With the natural flora pushed out, there's nothing left to sustain wildlife, aside from the food crops in a few backyards. We can't blame them when they take what we grow.
This year's planting was on course to a bountiful spinach harvest until one day when it disappeared overnight. Not a trace was left. What's more, a bed of carrots nearby was shaved to the ground as well.
I knew immediately whom to blame: the numerous Texas cottontail rabbits that take up residence near my garden.
I wasn't angry, and I immediately tempered my sense of loss by thinking about how much the rabbits needed the nourishment. But I was perplexed. I've always shared my home with wild rabbits. They're a nice sighting as the sun sets or early in the morning before they hide for the day. Never before had they as much as nibbled on a kale plant. Why now had they taken out a couple of beds of winter crops?
I replanted the spinach bed. The new seeds germinated soon. I didn't cover the bed or protect it from my rabbit friends because I didn't think they'd pull off a heist again. My hunch was right: Six weeks later, I am enjoying fresh spinach. And I figured out the real reason for this year's breach of the peace treaty between me and the wild tribes.
The lingering drought killed off the cool-season grasses that the rabbits normally eat. But recent rainfall has revived these grasses. And thanks to my hatred for the lawn mower, the grasses have grown midway up my calf. With native vegetation available, the rabbits have their supper back. The emergency is over. They have no need to trespass on my raised beds and gorge on the only green plants left.
I often hear complaints from gardeners about rabbit intrusions. Without fail, their gardens are located in neighborhoods where homes are surrounded by flat, mowed lawns or useless, exotic landscaping trees and bushes.
With the natural flora pushed out, there's nothing left to sustain wildlife, aside from the food crops in a few backyards. Such an environment is like a manmade, barren desert for our native creatures. We can't blame them when they take whatever food crops we grow.
Back to my grass. It was getting a little too high, even for me. I was about to break out the mower when the tops of those grasses burst into beautiful golden blooms.
The native wildflower called cloth-of-gold has taken root all around and started feeding the butterflies, moths and bees I'll need to pollinate my crops in a few weeks. These flowers will sustain the pollinators and habituate them to the area where I grow my melons, cucumbers, squash and other food crops that simply can't produce fruit without them.

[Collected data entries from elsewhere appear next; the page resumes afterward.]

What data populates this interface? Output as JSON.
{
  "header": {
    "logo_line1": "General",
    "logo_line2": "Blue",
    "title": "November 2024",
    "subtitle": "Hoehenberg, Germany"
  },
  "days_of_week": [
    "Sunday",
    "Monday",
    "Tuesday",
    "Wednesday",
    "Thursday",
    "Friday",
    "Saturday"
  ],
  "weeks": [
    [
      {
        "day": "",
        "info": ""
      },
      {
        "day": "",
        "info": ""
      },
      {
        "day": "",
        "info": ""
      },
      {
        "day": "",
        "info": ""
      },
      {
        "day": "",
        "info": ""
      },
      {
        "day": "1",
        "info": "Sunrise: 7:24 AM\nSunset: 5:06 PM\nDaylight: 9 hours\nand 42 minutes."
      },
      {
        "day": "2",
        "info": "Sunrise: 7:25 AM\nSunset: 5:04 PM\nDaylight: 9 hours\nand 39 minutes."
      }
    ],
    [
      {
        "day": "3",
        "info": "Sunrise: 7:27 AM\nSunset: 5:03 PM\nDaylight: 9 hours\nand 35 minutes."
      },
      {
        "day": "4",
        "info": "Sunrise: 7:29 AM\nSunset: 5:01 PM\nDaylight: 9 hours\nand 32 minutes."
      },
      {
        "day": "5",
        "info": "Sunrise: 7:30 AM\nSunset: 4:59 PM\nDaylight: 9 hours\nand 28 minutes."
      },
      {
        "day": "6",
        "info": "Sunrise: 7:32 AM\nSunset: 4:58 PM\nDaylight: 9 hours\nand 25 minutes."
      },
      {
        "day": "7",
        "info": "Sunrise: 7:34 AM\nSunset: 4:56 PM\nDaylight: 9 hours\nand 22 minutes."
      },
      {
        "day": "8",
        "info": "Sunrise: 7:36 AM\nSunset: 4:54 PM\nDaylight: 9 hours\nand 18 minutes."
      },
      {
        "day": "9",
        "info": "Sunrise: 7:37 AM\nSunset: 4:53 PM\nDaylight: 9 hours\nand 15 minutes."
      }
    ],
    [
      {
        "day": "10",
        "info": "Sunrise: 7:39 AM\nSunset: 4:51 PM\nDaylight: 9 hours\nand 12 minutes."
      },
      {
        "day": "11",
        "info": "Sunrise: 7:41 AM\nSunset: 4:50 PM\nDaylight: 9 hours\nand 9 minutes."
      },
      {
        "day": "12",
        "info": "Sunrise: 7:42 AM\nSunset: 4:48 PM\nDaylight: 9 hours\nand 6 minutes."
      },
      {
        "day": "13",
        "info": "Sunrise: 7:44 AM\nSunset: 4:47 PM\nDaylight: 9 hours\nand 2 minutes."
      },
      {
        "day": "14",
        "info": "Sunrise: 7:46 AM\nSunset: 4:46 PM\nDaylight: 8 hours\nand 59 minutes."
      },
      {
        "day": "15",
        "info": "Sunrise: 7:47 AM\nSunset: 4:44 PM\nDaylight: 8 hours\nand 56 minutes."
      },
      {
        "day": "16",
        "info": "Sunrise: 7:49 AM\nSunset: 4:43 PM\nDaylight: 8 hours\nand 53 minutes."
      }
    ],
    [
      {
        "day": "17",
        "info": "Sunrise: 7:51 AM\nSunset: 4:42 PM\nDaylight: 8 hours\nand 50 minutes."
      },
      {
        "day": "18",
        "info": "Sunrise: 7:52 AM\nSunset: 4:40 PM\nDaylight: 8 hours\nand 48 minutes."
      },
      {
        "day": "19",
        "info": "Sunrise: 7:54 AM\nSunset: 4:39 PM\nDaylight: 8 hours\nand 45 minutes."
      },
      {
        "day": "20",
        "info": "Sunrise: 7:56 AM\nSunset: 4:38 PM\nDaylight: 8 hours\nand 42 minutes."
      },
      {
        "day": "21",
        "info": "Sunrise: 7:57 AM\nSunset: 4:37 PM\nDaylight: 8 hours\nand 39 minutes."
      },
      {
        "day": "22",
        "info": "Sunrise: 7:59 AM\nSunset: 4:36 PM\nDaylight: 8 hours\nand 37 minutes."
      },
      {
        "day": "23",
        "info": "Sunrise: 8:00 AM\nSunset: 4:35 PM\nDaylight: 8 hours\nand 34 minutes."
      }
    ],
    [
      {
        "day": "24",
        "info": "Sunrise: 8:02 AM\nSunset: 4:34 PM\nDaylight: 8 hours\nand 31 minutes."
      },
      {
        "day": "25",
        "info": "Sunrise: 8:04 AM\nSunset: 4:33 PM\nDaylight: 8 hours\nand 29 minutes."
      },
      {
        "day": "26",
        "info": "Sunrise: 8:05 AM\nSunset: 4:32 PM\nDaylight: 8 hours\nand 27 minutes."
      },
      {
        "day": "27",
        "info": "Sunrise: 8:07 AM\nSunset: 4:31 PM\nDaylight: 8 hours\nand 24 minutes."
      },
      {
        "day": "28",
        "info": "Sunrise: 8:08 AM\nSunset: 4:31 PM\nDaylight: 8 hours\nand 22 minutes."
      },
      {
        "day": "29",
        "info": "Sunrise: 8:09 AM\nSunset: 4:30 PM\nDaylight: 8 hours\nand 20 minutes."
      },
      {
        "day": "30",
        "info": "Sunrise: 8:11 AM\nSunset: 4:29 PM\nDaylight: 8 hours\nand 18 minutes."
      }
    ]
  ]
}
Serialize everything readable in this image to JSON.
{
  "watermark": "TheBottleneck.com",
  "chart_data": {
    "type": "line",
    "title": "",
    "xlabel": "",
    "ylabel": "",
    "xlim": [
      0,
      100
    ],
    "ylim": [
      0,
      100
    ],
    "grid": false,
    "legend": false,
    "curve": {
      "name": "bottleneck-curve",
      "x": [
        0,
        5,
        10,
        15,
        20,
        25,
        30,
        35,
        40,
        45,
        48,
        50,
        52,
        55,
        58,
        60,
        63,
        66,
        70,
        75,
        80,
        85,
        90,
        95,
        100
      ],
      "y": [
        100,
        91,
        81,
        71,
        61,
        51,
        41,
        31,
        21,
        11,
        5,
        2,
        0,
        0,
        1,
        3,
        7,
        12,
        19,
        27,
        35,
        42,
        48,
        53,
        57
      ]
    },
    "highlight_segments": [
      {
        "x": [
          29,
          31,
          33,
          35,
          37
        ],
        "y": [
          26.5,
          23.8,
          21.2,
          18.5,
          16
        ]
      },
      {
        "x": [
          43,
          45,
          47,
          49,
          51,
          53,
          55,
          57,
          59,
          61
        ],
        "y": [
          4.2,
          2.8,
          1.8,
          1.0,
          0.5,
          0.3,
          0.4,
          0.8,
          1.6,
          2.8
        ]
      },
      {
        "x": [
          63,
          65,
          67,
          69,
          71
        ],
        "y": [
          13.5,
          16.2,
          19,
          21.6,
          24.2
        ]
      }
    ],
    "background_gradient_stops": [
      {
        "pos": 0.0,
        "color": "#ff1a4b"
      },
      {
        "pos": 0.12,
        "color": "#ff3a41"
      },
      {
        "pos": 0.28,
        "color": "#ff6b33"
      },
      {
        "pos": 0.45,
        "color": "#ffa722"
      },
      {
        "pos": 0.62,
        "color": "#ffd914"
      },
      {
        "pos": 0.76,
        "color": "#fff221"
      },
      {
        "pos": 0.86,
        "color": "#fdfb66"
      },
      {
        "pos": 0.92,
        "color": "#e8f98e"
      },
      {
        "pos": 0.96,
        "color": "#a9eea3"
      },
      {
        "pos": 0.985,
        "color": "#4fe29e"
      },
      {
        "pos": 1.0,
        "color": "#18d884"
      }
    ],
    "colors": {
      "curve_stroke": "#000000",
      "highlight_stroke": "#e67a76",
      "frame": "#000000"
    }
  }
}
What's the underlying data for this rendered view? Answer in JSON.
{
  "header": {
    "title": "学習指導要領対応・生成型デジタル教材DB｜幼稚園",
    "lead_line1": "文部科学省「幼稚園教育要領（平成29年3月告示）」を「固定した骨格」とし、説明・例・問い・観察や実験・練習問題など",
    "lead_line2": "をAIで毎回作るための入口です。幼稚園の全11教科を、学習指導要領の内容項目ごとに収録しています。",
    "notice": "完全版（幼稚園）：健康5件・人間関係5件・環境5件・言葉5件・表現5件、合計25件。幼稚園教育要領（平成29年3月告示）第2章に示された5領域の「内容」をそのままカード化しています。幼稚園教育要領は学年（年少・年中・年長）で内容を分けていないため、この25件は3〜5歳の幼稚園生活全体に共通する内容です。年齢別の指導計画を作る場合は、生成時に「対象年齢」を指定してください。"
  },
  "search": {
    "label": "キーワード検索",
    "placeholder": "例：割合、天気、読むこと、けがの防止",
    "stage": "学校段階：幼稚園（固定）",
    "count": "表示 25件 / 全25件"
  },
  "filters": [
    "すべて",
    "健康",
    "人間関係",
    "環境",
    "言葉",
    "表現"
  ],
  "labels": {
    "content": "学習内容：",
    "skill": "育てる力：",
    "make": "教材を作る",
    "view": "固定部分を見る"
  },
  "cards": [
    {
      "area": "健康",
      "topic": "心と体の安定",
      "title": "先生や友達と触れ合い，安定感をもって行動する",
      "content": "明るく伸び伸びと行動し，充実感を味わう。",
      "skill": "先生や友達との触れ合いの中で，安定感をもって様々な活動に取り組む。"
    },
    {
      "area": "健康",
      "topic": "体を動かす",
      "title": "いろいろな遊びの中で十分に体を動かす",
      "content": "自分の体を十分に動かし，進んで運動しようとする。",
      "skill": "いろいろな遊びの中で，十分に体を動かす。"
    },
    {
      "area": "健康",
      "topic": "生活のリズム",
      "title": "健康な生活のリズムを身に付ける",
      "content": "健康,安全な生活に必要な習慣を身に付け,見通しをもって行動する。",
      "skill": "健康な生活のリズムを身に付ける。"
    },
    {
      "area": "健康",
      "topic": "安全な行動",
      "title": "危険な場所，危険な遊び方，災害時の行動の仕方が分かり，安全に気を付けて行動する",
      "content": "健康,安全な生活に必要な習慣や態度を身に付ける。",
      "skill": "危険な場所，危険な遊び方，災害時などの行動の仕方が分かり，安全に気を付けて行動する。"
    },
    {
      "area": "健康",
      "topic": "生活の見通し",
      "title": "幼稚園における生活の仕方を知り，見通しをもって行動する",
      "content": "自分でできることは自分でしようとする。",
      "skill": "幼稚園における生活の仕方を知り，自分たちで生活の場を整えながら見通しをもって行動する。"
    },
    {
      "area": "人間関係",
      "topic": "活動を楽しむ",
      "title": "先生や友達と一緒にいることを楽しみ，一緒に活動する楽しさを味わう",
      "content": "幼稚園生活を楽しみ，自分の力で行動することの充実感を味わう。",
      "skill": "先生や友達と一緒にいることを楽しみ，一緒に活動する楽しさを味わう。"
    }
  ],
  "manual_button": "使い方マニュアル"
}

On top of that, I've noticed that ladybugs have infested these wildflowers. Once the cloth-of-gold goes to seed and dies, those ladybugs will migrate to my raised beds at just about the time my food crops will have grown large enough to need protection from aphids. Rather than buying organic pest control products, I can rely on an army of homegrown ladybugs to come to my rescue.
Doing the right thing often takes sacrifice or work. But every once in a while, we can reap benefits by being "lazy" – by letting go of the urge to control our environment and giving nature a little room.